Great star coral colonies form massive boulders and domes over 5 feet (1.5 m) in diameter in waters of shallow and moderate depths. In deeper waters, this coral has been observed growing as a plate formation. It is found throughout most reef environments, and is the predominant coral at depths of 40–100 feet (12.2–30.5 m).

This coral occasionally has a fluorescent red or orange color during daytime; it has recently been suggested that this hue is due to phycoerythrin, a cyanobacterial protein. It appears that, in addition to symbiotic zooxanthella, this coral harbors endocellular symbiotic cyanobacteria, possibly to help it fix nitrogen. However more recently, Oswold et al. (2007) showed an absence of functional phycoerythrin in M. cavernosa.

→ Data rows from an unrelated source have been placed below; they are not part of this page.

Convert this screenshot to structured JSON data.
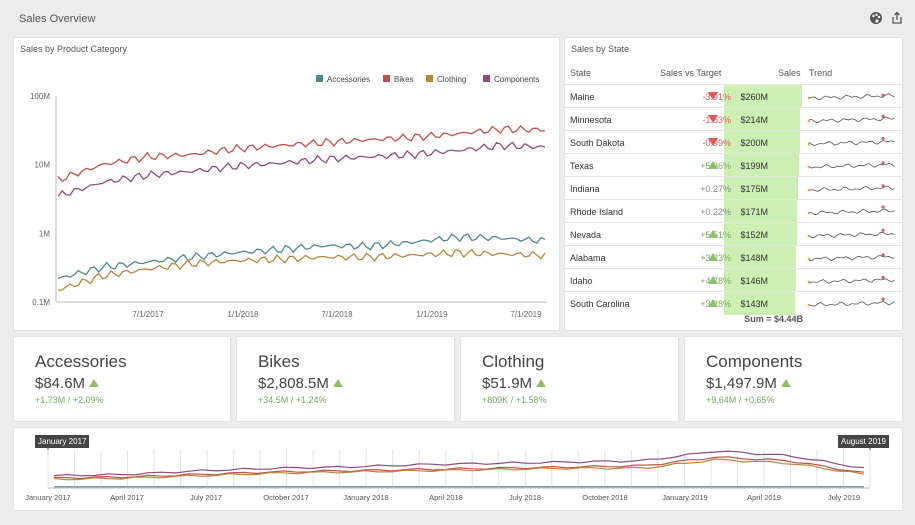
{
  "dashboard": {
    "title": "Sales Overview"
  },
  "header_icons": [
    "palette-icon",
    "export-icon"
  ],
  "category_chart": {
    "caption": "Sales by Product Category",
    "legend": [
      "Accessories",
      "Bikes",
      "Clothing",
      "Components"
    ]
  },
  "state_grid": {
    "caption": "Sales by State",
    "columns": [
      "State",
      "Sales vs Target",
      "Sales",
      "Trend"
    ],
    "rows": [
      {
        "state": "Maine",
        "delta": "-3.91%",
        "dir": "down",
        "sales": "$260M",
        "bar": 1.0
      },
      {
        "state": "Minnesota",
        "delta": "-1.53%",
        "dir": "down",
        "sales": "$214M",
        "bar": 0.98
      },
      {
        "state": "South Dakota",
        "delta": "-0.99%",
        "dir": "down",
        "sales": "$200M",
        "bar": 0.97
      },
      {
        "state": "Texas",
        "delta": "+5.86%",
        "dir": "up",
        "sales": "$199M",
        "bar": 0.96
      },
      {
        "state": "Indiana",
        "delta": "+0.27%",
        "dir": "none",
        "sales": "$175M",
        "bar": 0.95
      },
      {
        "state": "Rhode Island",
        "delta": "+0.22%",
        "dir": "none",
        "sales": "$171M",
        "bar": 0.94
      },
      {
        "state": "Nevada",
        "delta": "+5.51%",
        "dir": "up",
        "sales": "$152M",
        "bar": 0.93
      },
      {
        "state": "Alabama",
        "delta": "+3.23%",
        "dir": "up",
        "sales": "$148M",
        "bar": 0.92
      },
      {
        "state": "Idaho",
        "delta": "+4.78%",
        "dir": "up",
        "sales": "$146M",
        "bar": 0.92
      },
      {
        "state": "South Carolina",
        "delta": "+3.28%",
        "dir": "up",
        "sales": "$143M",
        "bar": 0.91
      }
    ],
    "total": "Sum = $4.44B"
  },
  "cards": [
    {
      "title": "Accessories",
      "value": "$84.6M",
      "delta": "+1.73M / +2.09%"
    },
    {
      "title": "Bikes",
      "value": "$2,808.5M",
      "delta": "+34.5M / +1.24%"
    },
    {
      "title": "Clothing",
      "value": "$51.9M",
      "delta": "+809K / +1.58%"
    },
    {
      "title": "Components",
      "value": "$1,497.9M",
      "delta": "+9.64M / +0.65%"
    }
  ],
  "range": {
    "start_flag": "January 2017",
    "end_flag": "August 2019",
    "ticks": [
      "January 2017",
      "April 2017",
      "July 2017",
      "October 2017",
      "January 2018",
      "April 2018",
      "July 2018",
      "October 2018",
      "January 2019",
      "April 2019",
      "July 2019"
    ]
  },
  "chart_data": [
    {
      "type": "line",
      "title": "Sales by Product Category",
      "log_scale": true,
      "ylim": [
        0.1,
        100
      ],
      "yticks": [
        "100M",
        "10M",
        "1M",
        "0.1M"
      ],
      "xticks": [
        "7/1/2017",
        "1/1/2018",
        "7/1/2018",
        "1/1/2019",
        "7/1/2019"
      ],
      "x": [
        "1/2017",
        "4/2017",
        "7/2017",
        "10/2017",
        "1/2018",
        "4/2018",
        "7/2018",
        "10/2018",
        "1/2019",
        "4/2019",
        "7/2019",
        "9/2019"
      ],
      "grid": false,
      "legend": "top-right",
      "series": [
        {
          "name": "Accessories",
          "color": "#4f8a8b",
          "values": [
            0.22,
            0.32,
            0.38,
            0.45,
            0.52,
            0.58,
            0.66,
            0.65,
            0.74,
            0.88,
            0.85,
            0.78
          ]
        },
        {
          "name": "Bikes",
          "color": "#c0504d",
          "values": [
            6,
            10,
            13,
            14,
            17,
            19,
            21,
            23,
            25,
            28,
            33,
            32
          ]
        },
        {
          "name": "Clothing",
          "color": "#b5883e",
          "values": [
            0.15,
            0.24,
            0.3,
            0.36,
            0.4,
            0.42,
            0.45,
            0.45,
            0.48,
            0.52,
            0.5,
            0.48
          ]
        },
        {
          "name": "Components",
          "color": "#8e4e78",
          "values": [
            3.5,
            5.5,
            7,
            8,
            9.5,
            10.5,
            12,
            13,
            14,
            16,
            19,
            18
          ]
        }
      ]
    },
    {
      "type": "line",
      "title": "",
      "x": [
        "January 2017",
        "April 2017",
        "July 2017",
        "October 2017",
        "January 2018",
        "April 2018",
        "July 2018",
        "October 2018",
        "January 2019",
        "April 2019",
        "July 2019",
        "August 2019"
      ],
      "series": [
        {
          "name": "Components",
          "color": "#8e4e78",
          "values": [
            10,
            11,
            14,
            16,
            17,
            19,
            20,
            21,
            22,
            30,
            26,
            16
          ]
        },
        {
          "name": "Bikes",
          "color": "#c0504d",
          "values": [
            8,
            9,
            11,
            13,
            14,
            15,
            16,
            17,
            18,
            25,
            22,
            12
          ]
        },
        {
          "name": "Clothing",
          "color": "#b5883e",
          "values": [
            7,
            8,
            10,
            12,
            13,
            14,
            15,
            16,
            16,
            23,
            20,
            11
          ]
        },
        {
          "name": "Accessories",
          "color": "#4f8a8b",
          "values": [
            1,
            1,
            1,
            1,
            1,
            1,
            1,
            1,
            1,
            1,
            1,
            1
          ]
        }
      ]
    }
  ]
}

The species is gonochoric (colonies can be either male or female) and spawns one week after the full moon in late August. Skeletons show sex-related differences, with females having a less dense skeleton compared to males, which is presumably due to reallocating energy to egg production.

==Bleaching==
The distinction of bleaching in reefs of M. cavernosa from merely white-coloured corals was shown to be difficult using standard reflectance techniques. A survey in the Bay of All Saints concluded that this may lead to nearly two-fold overestimation of bleaching.